Resetting the router will delete your login info from your ISP (internet service provider). You will need to setup your "WAN" once more. Look for something like "WAN" (wide area network). 
Let's discuss the pc / mac access later. You will still need to make your connection more secure. Now anyone that is in the range of your routers wifi can access your lan and use your internet connection. I don't think you want that, right? 
So, setup your WAN connection and post again.


----------



## tedkwan (Apr 14, 2005)

It seems that my connection settings weren't deleted, so what I did was to turn off my modem and router and turn it on again. And now there's internet access again, including my Powerbook!   
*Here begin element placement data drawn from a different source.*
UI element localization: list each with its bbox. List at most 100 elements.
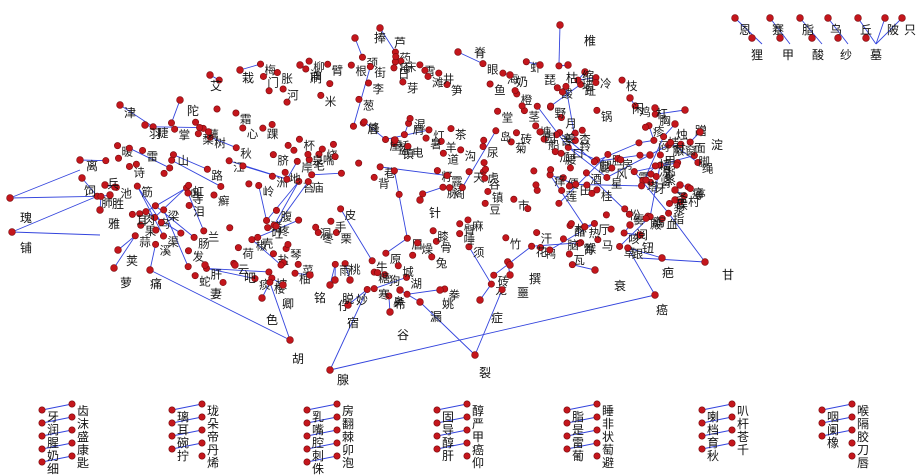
graph-node [268,120,276,128]
node-label: 诗 [133,165,145,179]
graph-edge [627,247,663,259]
graph-node [151,202,159,210]
node-label: 莲 [566,189,578,203]
node-label: 鱼 [494,83,506,97]
graph-node [355,95,363,103]
node-label: 丘 [860,23,872,37]
graph-node [295,135,303,143]
graph-node [290,146,298,154]
graph-node [616,242,624,250]
graph-edge [340,208,373,262]
graph-node [184,189,192,197]
graph-node [346,276,354,284]
graph-node [273,69,281,77]
graph-node [68,426,76,434]
node-label: 掌 [179,128,191,142]
node-label: 铺 [20,241,32,255]
node-label: 匙 [77,456,89,470]
node-label: 鼻 [393,295,405,309]
node-label: 床 [405,60,417,74]
graph-node [38,445,46,453]
graph-node [824,14,832,22]
graph-node [213,105,221,113]
node-label: 纱 [840,48,852,62]
node-label: 淀 [711,138,723,152]
graph-node [593,426,601,434]
graph-edge [875,17,903,45]
node-label: 葱 [363,98,375,112]
node-label: 丹 [207,443,219,457]
graph-edge [572,264,596,271]
node-label: 芽 [407,81,419,95]
graph-node [317,91,325,99]
graph-edge [701,442,733,450]
graph-node [511,87,519,95]
graph-node [139,146,147,154]
node-label: 朵 [207,417,219,431]
node-label: 喉 [857,404,869,418]
graph-node [198,413,206,421]
node-label: 秋 [707,449,719,463]
graph-node [326,281,334,289]
graph-node [492,127,500,135]
graph-node [638,182,646,190]
node-label: 塘 [540,125,552,139]
graph-node [226,224,234,232]
node-label: 热 [589,226,601,240]
node-label: 脊 [474,46,486,60]
graph-node [593,106,601,114]
graph-edge [422,186,444,195]
graph-node [283,98,291,106]
node-label: 葡 [572,449,584,463]
graph-node [776,34,784,42]
graph-node [390,64,398,72]
graph-node [110,264,118,272]
graph-node [677,140,685,148]
node-label: 牛 [376,260,388,274]
graph-node [558,186,566,194]
node-label: 月 [565,116,577,130]
graph-node [284,241,292,249]
graph-node [239,124,247,132]
graph-node [157,218,165,226]
node-label: 培 [659,157,671,172]
node-label: 墓 [870,48,882,62]
node-label: 雨 [339,263,351,277]
graph-node [198,452,206,460]
node-label: 姚 [442,297,454,311]
node-label: 阁 [454,187,466,201]
graph-node [106,191,114,199]
graph-node [571,129,579,137]
graph-node [465,243,473,251]
node-label: 寒 [378,288,390,302]
node-label: 痒 [554,174,566,188]
graph-node [166,164,174,172]
node-label: 踝 [267,127,279,141]
graph-node [651,291,659,299]
graph-edge [266,181,300,221]
node-label: 雾 [633,213,645,227]
graph-node [567,220,575,228]
node-label: 卯 [342,443,354,457]
node-label: 仰 [472,455,484,470]
outer-nodes: 捧芦脊椎恩蹇脂乌丘陂只狸甲酸纱墓刷琵枯缩艾栽奶闲杠蹭淀烛津羽陀培蒸圣碟离饲瑰铺兵… [6,14,916,387]
node-label: 寺 [192,192,204,206]
graph-node [532,122,540,130]
node-label: 冷 [600,77,612,91]
node-label: 李 [372,82,384,96]
graph-node [603,173,611,181]
graph-node [625,210,633,218]
graph-edge [113,235,136,269]
graph-node [281,168,289,176]
graph-node [656,151,664,159]
node-label: 陂 [887,22,899,37]
graph-node [326,80,334,88]
node-label: 醇 [472,403,484,418]
graph-node [231,261,239,269]
graph-node [279,281,287,289]
graph-node [591,266,599,274]
graph-node [306,271,314,279]
graph-node [463,426,471,434]
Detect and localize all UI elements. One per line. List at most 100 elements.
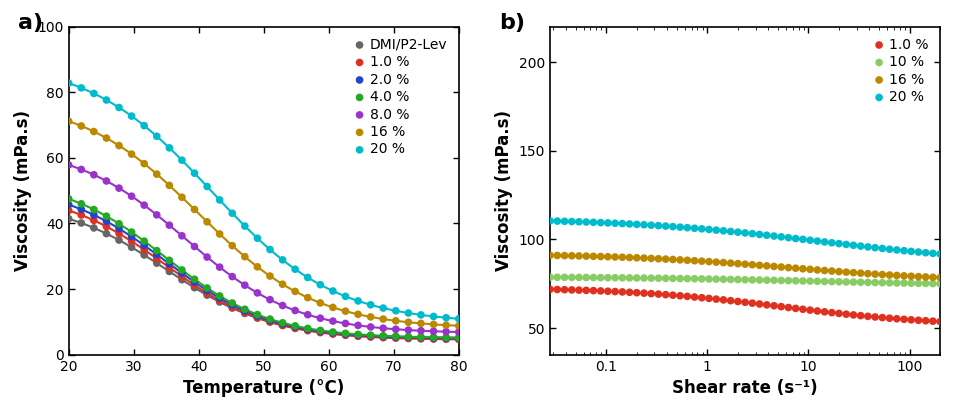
16 % (715, 259, 730, 266)
1.0 % (274, 322, 290, 329)
DMI/P2-Lev (325, 330, 340, 336)
20 % (664, 223, 679, 230)
20 % (149, 133, 164, 140)
8.0 % (124, 193, 139, 199)
4.0 % (287, 323, 302, 329)
1.0 % (888, 316, 903, 322)
2.0 % (451, 335, 466, 342)
1.0 % (715, 297, 730, 303)
2.0 % (199, 287, 214, 294)
1.0 % (722, 298, 738, 304)
DMI/P2-Lev (224, 305, 239, 312)
20 % (729, 229, 744, 236)
16 % (607, 254, 622, 260)
1.0 % (549, 286, 564, 293)
2.0 % (99, 218, 114, 225)
1.0 % (744, 300, 760, 307)
16 % (425, 321, 440, 328)
1.0 % (578, 287, 593, 293)
4.0 % (237, 306, 253, 312)
1.0 % (124, 238, 139, 245)
DMI/P2-Lev (61, 215, 76, 222)
2.0 % (61, 201, 76, 208)
DMI/P2-Lev (262, 319, 277, 325)
4.0 % (337, 330, 353, 337)
DMI/P2-Lev (300, 326, 315, 333)
8.0 % (86, 171, 101, 178)
Legend: DMI/P2-Lev, 1.0 %, 2.0 %, 4.0 %, 8.0 %, 16 %, 20 %: DMI/P2-Lev, 1.0 %, 2.0 %, 4.0 %, 8.0 %, … (352, 33, 452, 161)
10 % (614, 275, 629, 281)
16 % (845, 269, 861, 276)
1.0 % (350, 333, 365, 339)
8.0 % (287, 307, 302, 314)
16 % (765, 263, 781, 270)
20 % (578, 219, 593, 225)
8.0 % (274, 302, 290, 309)
1.0 % (801, 307, 817, 314)
16 % (375, 316, 391, 322)
16 % (874, 271, 889, 278)
10 % (628, 275, 643, 281)
4.0 % (73, 201, 89, 207)
Y-axis label: Viscosity (mPa.s): Viscosity (mPa.s) (14, 110, 31, 271)
16 % (557, 252, 572, 259)
4.0 % (112, 220, 127, 227)
20 % (672, 224, 687, 231)
16 % (694, 258, 709, 264)
16 % (388, 318, 403, 324)
20 % (161, 145, 176, 151)
16 % (136, 160, 152, 167)
20 % (250, 235, 265, 242)
1.0 % (845, 312, 861, 318)
4.0 % (300, 325, 315, 332)
10 % (694, 276, 709, 282)
16 % (614, 254, 629, 261)
4.0 % (451, 335, 466, 341)
2.0 % (388, 334, 403, 340)
20 % (212, 196, 227, 203)
10 % (621, 275, 637, 281)
16 % (866, 271, 882, 277)
8.0 % (112, 185, 127, 192)
1.0 % (73, 212, 89, 218)
2.0 % (287, 324, 302, 330)
8.0 % (363, 324, 378, 330)
2.0 % (425, 335, 440, 341)
20 % (224, 210, 239, 217)
16 % (621, 254, 637, 261)
1.0 % (679, 293, 694, 300)
20 % (773, 233, 788, 240)
8.0 % (413, 328, 428, 334)
4.0 % (262, 316, 277, 322)
8.0 % (237, 282, 253, 289)
1.0 % (262, 319, 277, 326)
10 % (599, 275, 615, 281)
1.0 % (708, 296, 723, 302)
16 % (593, 253, 608, 260)
2.0 % (363, 332, 378, 339)
1.0 % (61, 207, 76, 214)
16 % (174, 194, 190, 201)
20 % (759, 232, 774, 238)
2.0 % (250, 313, 265, 319)
1.0 % (199, 290, 214, 296)
2.0 % (413, 335, 428, 341)
8.0 % (99, 178, 114, 184)
16 % (161, 182, 176, 189)
1.0 % (149, 255, 164, 262)
1.0 % (852, 312, 867, 319)
20 % (413, 312, 428, 318)
20 % (801, 237, 817, 243)
8.0 % (425, 328, 440, 335)
20 % (542, 217, 558, 224)
20 % (557, 218, 572, 224)
2.0 % (438, 335, 454, 342)
8.0 % (250, 290, 265, 296)
1.0 % (363, 334, 378, 340)
1.0 % (643, 290, 659, 297)
16 % (636, 255, 651, 261)
16 % (99, 135, 114, 141)
10 % (866, 279, 882, 286)
4.0 % (250, 311, 265, 318)
10 % (780, 277, 795, 284)
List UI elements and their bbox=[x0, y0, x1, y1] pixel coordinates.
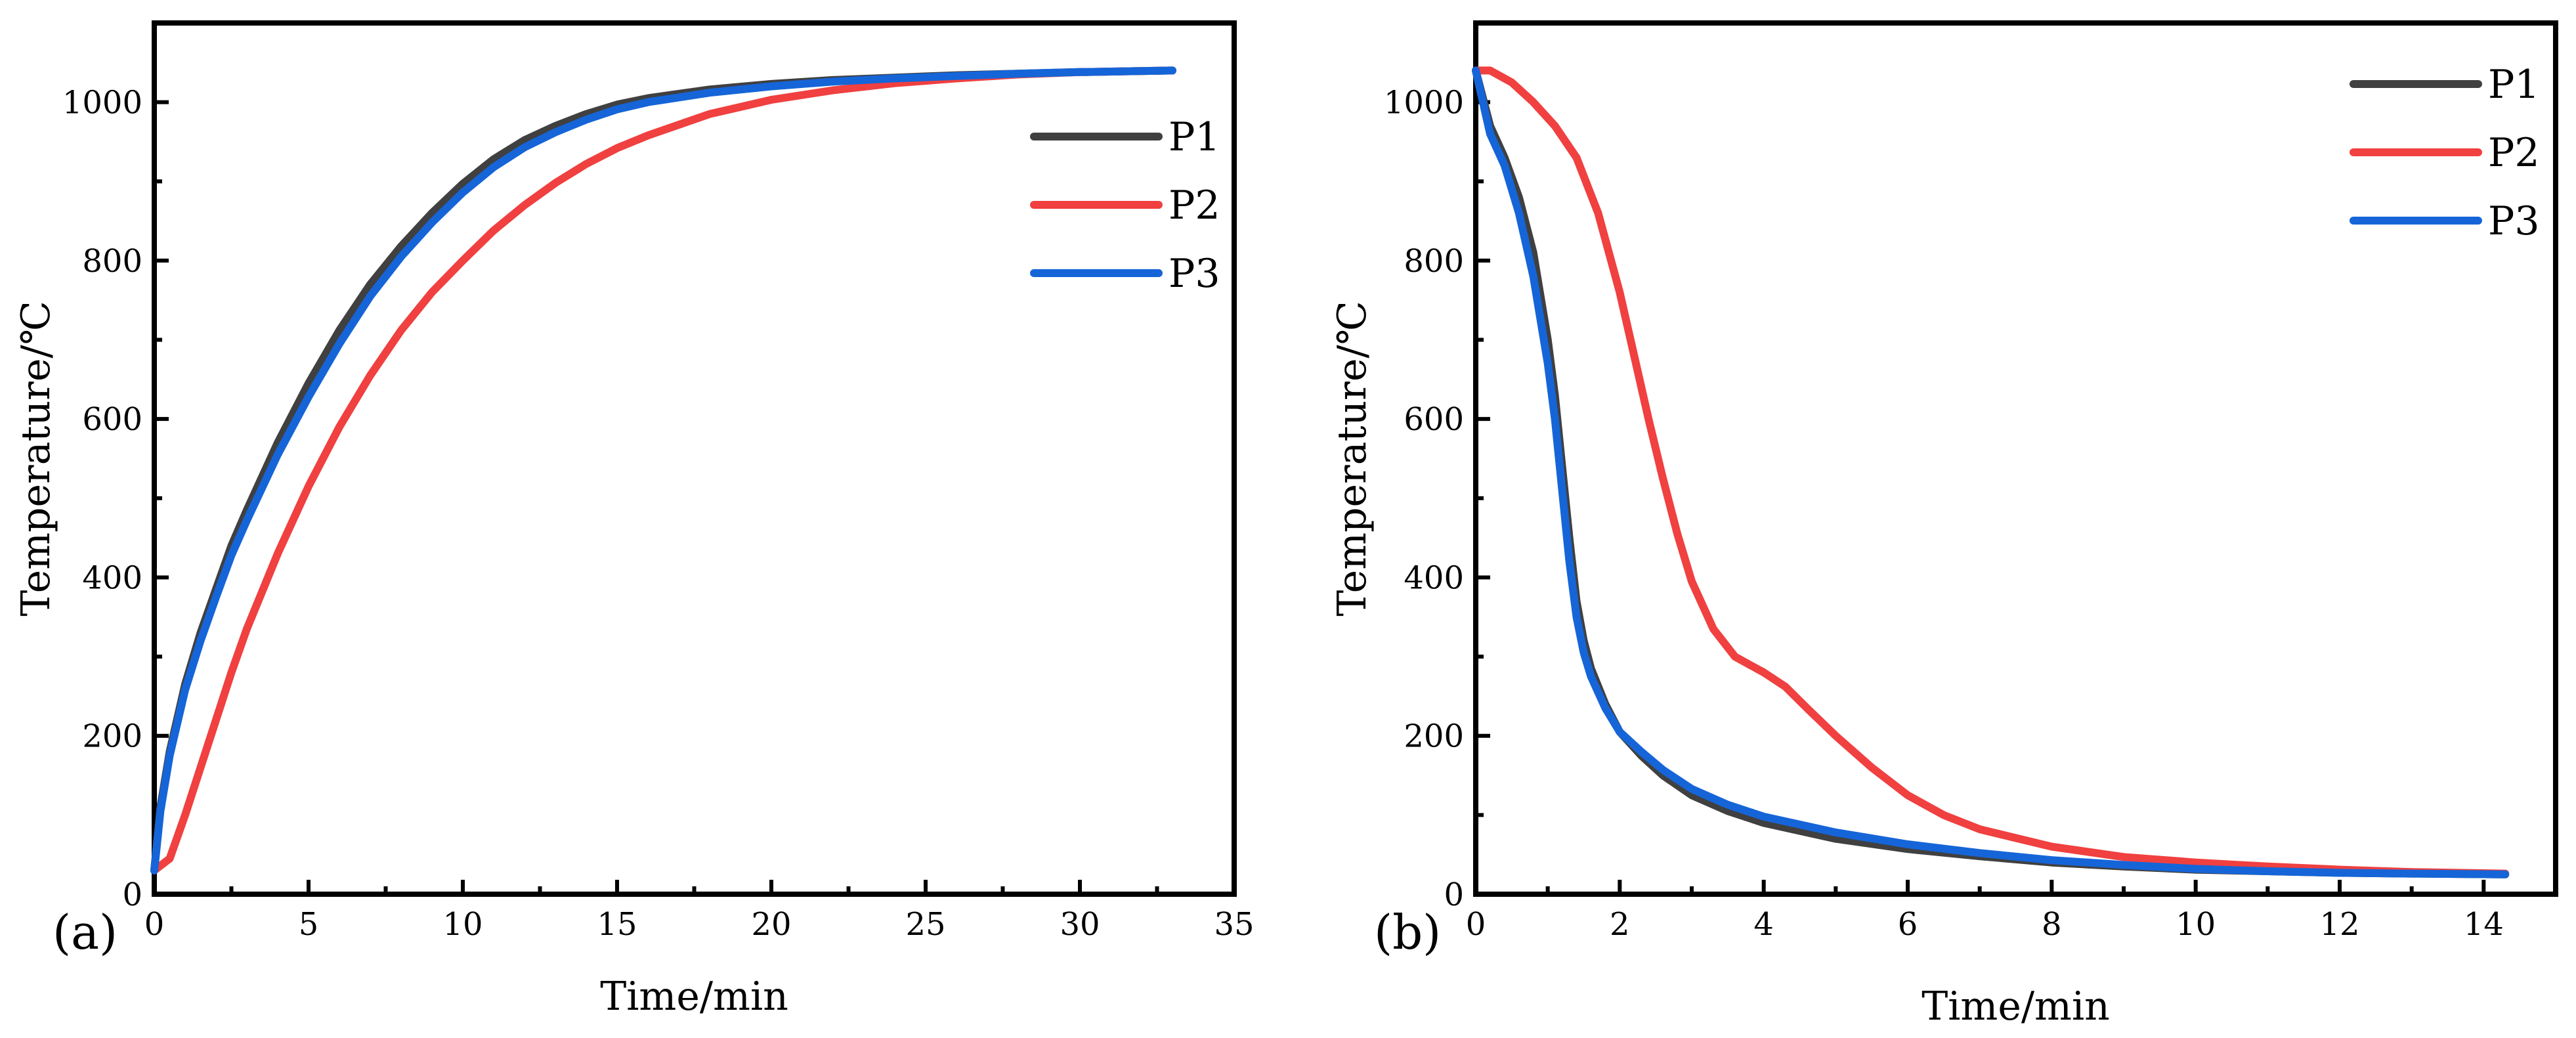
panel-a-x-tick-label: 10 bbox=[442, 906, 483, 943]
panel-a-x-tick-label: 20 bbox=[751, 906, 791, 943]
panel-b-x-tick-label: 12 bbox=[2319, 906, 2359, 943]
panel-b-y-tick-label: 800 bbox=[1404, 243, 1464, 280]
panel-b-series-p3 bbox=[1472, 66, 2510, 878]
panel-a-x-tick-label: 15 bbox=[597, 906, 637, 943]
panel-b-y-axis-title: Temperature/℃ bbox=[1329, 301, 1375, 616]
panel-a-legend-label-p2: P2 bbox=[1169, 183, 1220, 228]
panel-a-y-tick-label: 600 bbox=[82, 401, 142, 438]
panel-b-y-tick-label: 1000 bbox=[1384, 85, 1464, 121]
panel-b-legend-label-p3: P3 bbox=[2488, 198, 2540, 244]
panel-a-plot-frame bbox=[152, 20, 1237, 897]
panel-b-legend-label-p1: P1 bbox=[2488, 62, 2540, 108]
panel-b-x-tick-label: 10 bbox=[2176, 906, 2216, 943]
panel-b-y-tick-label: 200 bbox=[1404, 718, 1464, 755]
panel-a-y-tick-label: 1000 bbox=[62, 85, 142, 121]
panel-a-x-axis-title: Time/min bbox=[600, 974, 788, 1020]
panel-b-x-tick-label: 6 bbox=[1898, 906, 1918, 943]
panel-a-series-p1 bbox=[150, 66, 1176, 875]
panel-b-series-p1 bbox=[1472, 66, 2510, 878]
panel-b-x-tick-label: 4 bbox=[1753, 906, 1774, 943]
panel-b-x-tick-label: 2 bbox=[1610, 906, 1630, 943]
panel-a-label: (a) bbox=[53, 905, 118, 960]
panel-a-y-tick-label: 200 bbox=[82, 718, 142, 755]
panel-b-y-tick-label: 400 bbox=[1404, 559, 1464, 596]
panel-a-x-tick-label: 25 bbox=[905, 906, 945, 943]
panel-b-y-tick-label: 600 bbox=[1404, 401, 1464, 438]
panel-a-y-tick-label: 0 bbox=[122, 876, 142, 913]
panel-b-x-axis-title: Time/min bbox=[1921, 984, 2110, 1029]
panel-a-series-p2 bbox=[150, 66, 1176, 875]
panel-a-y-tick-label: 400 bbox=[82, 559, 142, 596]
panel-a-legend-label-p1: P1 bbox=[1169, 114, 1220, 160]
panel-a-y-axis-title: Temperature/℃ bbox=[13, 301, 59, 616]
panel-b-label: (b) bbox=[1374, 905, 1441, 960]
panel-b-series-p2 bbox=[1472, 66, 2510, 878]
panel-b-x-tick-label: 8 bbox=[2042, 906, 2062, 943]
panel-b-x-tick-label: 14 bbox=[2464, 906, 2504, 943]
panel-a-x-tick-label: 30 bbox=[1060, 906, 1100, 943]
panel-a-x-tick-label: 35 bbox=[1214, 906, 1254, 943]
panel-a-legend-label-p3: P3 bbox=[1169, 251, 1220, 297]
panel-b-legend-label-p2: P2 bbox=[2488, 130, 2540, 176]
panel-a-x-tick-label: 0 bbox=[144, 906, 165, 943]
panel-a-x-tick-label: 5 bbox=[299, 906, 319, 943]
panel-b-chart: 0 2 4 6 8 10 12 14 0 200 400 600 800 1000 Time/min Temp… bbox=[1329, 20, 2558, 1029]
panel-b-plot-frame bbox=[1473, 20, 2558, 897]
panel-a-y-tick-label: 800 bbox=[82, 243, 142, 280]
panel-b-x-tick-label: 0 bbox=[1466, 906, 1486, 943]
panel-a-chart: 0 5 10 15 20 25 30 35 0 200 400 600 800 1000 Time/min T… bbox=[13, 20, 1255, 1020]
panel-a-series-p3 bbox=[150, 66, 1176, 875]
panel-b-y-tick-label: 0 bbox=[1444, 876, 1464, 913]
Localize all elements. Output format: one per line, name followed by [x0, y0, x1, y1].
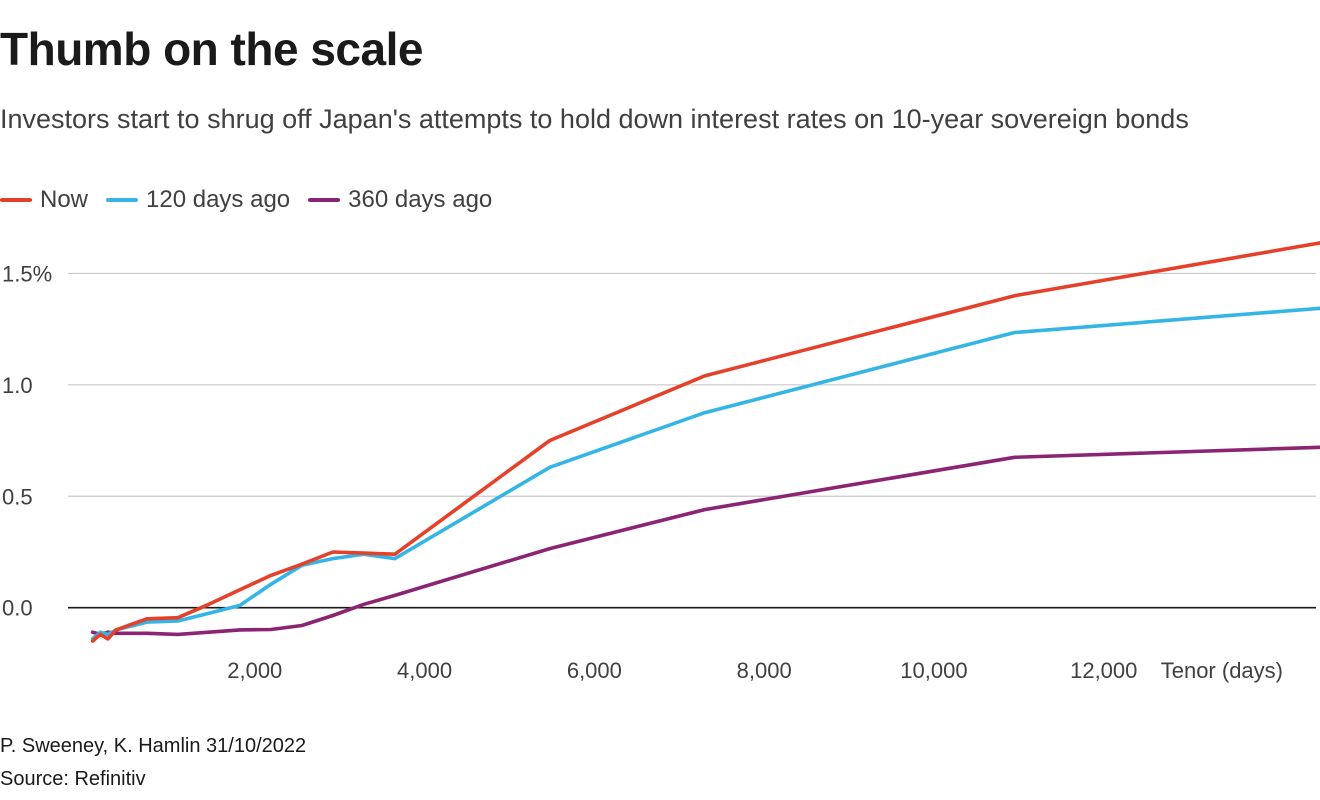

What do I have to do for security settings? Now that it's all working properly, I don't know if I want to tamper with it anymore. Not to mention my Dad's notebook also uses the wifi access.


----------



## Zammy-Sam (Apr 15, 2005)

For security I would suggest you to enable a MAC filter and a WEP encryption of your wireless signal.
You should enter the web interface of your router once more and look for the MAC filter. Every network card has a permament adress looking like this: 00:0a:95:9a:ed:72. You will need to add the MAC adress of your PC and the one of your mac (your mac has two: one for the built-in ethernet connection and one for your airport card) to a list of admissive MAC adresses. Any other MAC adress from other computers will be ignored and the access to your router will be denied. This will secure your lan and your wan connection.
To not get spied out when you use your wireless lan connection, you should encrypt your wifi data transfer. That's what WEP is good for. You will need to declare a key. This one can be in HEX or ASCII code and in different length (64bit, 128bit...).
I would suggest you to use a 128bit HEX key. Valid HEX signs are:
1-255; a-f. One example for a 128bit HEX key would be:
abcdefabcdefabcdefabcdefab
After you setup a key your powerbook won't be able to connect anymore. You will need to tell your powerbook the key. After you typed in the WEP key as a 128bit HEX code, you will be able to log on your router and use the internet connection and the lan.
Your system is now sufficiently secure.
Next step will be to get a proper lan connection including file-sharing between the mac and the pc.


----------



## tedkwan (Apr 15, 2005)

Thanks for the help Zammy-Sam, really. I'm very grateful that my Airport is even working. I may not want to configure the settings anymore, though I understand security is important too. Just that I'm not really dealing with classified stuff so it's no biggie for me yet. Still, many thanks once again!


----------